Sergey Kondratenko: Mali Suçları Önlemenin Etkili Yolları Olarak Kimlik Doğrulama ve KYC

KYC (müşterinizi/müşterinizi tanıyın), genellikle finansal kurumlar tarafından yürütülen, müşterinin kişisel verilerini doğrulamak için zorunlu bir prosedürdür.

Sergey Kondratenko, bu prosedürün bir parçası olarak müşterinin kimliğini doğrulayan geçerli bir kimlik belgesi, adresli elektrik faturaları, sigorta numaraları ve diğerleri gibi belgelerin gerekli olduğunu açıklıyor.

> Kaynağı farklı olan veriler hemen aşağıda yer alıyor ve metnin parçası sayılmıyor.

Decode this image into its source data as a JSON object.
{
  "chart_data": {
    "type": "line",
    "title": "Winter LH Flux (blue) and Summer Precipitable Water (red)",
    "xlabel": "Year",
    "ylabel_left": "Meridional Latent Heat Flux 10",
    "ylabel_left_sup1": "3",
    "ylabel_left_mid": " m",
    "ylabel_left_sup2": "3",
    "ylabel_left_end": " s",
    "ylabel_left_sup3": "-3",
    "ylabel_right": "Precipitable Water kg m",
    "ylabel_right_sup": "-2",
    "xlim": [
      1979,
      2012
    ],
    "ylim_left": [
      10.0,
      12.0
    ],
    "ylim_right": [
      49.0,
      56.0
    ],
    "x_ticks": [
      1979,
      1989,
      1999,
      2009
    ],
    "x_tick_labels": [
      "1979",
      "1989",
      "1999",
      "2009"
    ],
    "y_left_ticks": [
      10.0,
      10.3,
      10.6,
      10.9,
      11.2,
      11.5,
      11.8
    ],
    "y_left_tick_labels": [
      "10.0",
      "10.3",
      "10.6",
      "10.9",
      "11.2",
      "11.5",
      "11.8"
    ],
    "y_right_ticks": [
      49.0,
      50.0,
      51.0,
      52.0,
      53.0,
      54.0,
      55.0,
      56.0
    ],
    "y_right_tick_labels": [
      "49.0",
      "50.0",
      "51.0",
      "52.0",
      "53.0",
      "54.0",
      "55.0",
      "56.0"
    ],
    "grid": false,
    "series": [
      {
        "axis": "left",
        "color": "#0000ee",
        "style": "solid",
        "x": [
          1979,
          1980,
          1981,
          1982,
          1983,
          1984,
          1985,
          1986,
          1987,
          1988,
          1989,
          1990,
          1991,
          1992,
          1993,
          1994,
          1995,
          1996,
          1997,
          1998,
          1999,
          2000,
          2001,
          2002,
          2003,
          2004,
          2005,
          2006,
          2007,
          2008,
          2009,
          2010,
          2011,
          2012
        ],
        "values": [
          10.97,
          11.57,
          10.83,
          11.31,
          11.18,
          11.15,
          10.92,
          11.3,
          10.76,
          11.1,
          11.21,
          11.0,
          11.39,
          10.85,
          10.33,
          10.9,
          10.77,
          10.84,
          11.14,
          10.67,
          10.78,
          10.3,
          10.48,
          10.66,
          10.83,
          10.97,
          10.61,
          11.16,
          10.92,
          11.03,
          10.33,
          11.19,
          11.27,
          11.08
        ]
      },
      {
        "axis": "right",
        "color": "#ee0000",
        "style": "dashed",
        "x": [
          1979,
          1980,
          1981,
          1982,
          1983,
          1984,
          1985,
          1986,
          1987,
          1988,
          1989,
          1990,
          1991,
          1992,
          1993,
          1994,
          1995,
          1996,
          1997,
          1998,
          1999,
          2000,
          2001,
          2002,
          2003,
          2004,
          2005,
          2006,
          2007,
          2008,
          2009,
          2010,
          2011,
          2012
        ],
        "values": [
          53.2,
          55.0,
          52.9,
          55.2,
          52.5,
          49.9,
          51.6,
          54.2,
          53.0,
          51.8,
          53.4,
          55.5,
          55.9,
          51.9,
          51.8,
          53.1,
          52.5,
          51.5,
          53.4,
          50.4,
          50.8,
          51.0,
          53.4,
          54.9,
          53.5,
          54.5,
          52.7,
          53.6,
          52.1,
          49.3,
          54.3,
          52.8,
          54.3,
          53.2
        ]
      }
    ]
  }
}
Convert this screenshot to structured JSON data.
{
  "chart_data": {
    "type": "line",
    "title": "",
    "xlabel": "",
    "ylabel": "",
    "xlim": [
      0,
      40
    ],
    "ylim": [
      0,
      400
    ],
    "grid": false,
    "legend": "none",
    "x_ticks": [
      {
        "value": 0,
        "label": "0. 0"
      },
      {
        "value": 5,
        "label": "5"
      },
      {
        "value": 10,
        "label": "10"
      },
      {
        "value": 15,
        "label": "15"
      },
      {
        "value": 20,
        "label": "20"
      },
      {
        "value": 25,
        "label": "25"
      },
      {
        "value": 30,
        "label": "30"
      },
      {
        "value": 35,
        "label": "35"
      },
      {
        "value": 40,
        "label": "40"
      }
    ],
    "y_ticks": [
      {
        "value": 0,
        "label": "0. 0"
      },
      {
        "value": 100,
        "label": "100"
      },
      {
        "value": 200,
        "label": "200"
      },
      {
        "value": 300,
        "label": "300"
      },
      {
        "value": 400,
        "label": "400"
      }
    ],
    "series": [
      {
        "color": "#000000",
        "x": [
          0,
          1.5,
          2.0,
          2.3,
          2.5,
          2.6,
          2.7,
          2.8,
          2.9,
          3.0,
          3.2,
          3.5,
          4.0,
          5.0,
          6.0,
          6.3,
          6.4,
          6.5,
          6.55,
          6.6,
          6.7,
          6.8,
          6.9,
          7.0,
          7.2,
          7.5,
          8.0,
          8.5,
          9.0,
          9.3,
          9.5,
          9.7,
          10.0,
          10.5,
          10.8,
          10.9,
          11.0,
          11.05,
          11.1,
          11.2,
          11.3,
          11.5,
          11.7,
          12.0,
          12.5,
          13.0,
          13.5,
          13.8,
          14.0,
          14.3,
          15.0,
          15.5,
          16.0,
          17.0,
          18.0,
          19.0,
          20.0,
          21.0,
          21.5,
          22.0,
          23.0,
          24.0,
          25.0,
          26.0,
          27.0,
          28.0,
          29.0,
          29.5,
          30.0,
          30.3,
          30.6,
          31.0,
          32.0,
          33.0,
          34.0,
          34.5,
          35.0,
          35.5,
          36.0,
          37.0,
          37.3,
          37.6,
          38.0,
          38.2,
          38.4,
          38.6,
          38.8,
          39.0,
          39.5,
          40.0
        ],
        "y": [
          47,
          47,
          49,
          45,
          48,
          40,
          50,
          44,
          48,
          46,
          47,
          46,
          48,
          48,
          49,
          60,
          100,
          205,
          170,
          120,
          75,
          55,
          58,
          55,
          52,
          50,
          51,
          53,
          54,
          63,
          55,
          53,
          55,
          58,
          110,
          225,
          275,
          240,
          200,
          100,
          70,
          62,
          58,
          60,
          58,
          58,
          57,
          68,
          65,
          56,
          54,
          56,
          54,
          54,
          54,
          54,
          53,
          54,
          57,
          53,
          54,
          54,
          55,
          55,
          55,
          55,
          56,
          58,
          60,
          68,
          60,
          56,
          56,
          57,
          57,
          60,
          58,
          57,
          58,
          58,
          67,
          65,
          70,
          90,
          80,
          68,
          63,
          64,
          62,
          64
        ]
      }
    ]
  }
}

Uzman, standart KYC prosedürünün üç önemli aşamadan oluştuğunu söylüyor:

Müşteri Tanımlama Programı (CIP)

Bu ilk aşama, müşteriler hakkındaki önemli verilerin toplanmasını ve doğrulanmasını içerir. Bankacılık sektöründe bu süreç genellikle doğrudan müşteri kaydı sırasında gerçekleştirilir. Kripto para borsaları gibi diğer alanlarda, gereksinimlerdeki farklılıklar göz önünde bulundurularak KYC kayıttan sonra başlar.

Müşteri Durum Tespiti (CDD)

"Bu aşama, müşterinin biyografisinin daha derin yönlerini değerlendirmeye yönelik ek bir ihtiyaç tarafından tetiklenebilir. Burada amaç olası riskleri değerlendirmektir. Müşteri geçmişte mali manipülasyonlara karışmışsa veya kolluk kuvvetlerinin dikkatini çekmişse, bu bilgi CDD sırasında açıklanacaktır," diye açıklıyor Sergey Kondratenko.

Sürekli İzleme

Müşteri verilerinin sürekli güncellenmesi, sistemin şüphe uyandırabilecek işlemleri yakından izlemesine olanak sağlar. Şüpheli eylemlerin tespit edilmesi durumunda borsa, hesabı geçici olarak dondurabilir ve tespit edilen sorunu düzenleyici ve kolluk kuvvetlerine bildirebilir.

Sergey Kondratenko'ya göre bu yapılandırılmış KYC süreci yalnızca fintech şirketlerinin çıkarlarının korunmasını temsil etmiyor. Aynı zamanda mali suçların önlenmesinde ve işlem güvenliğinin sağlanmasında da önemli bir araç görevi görüyor.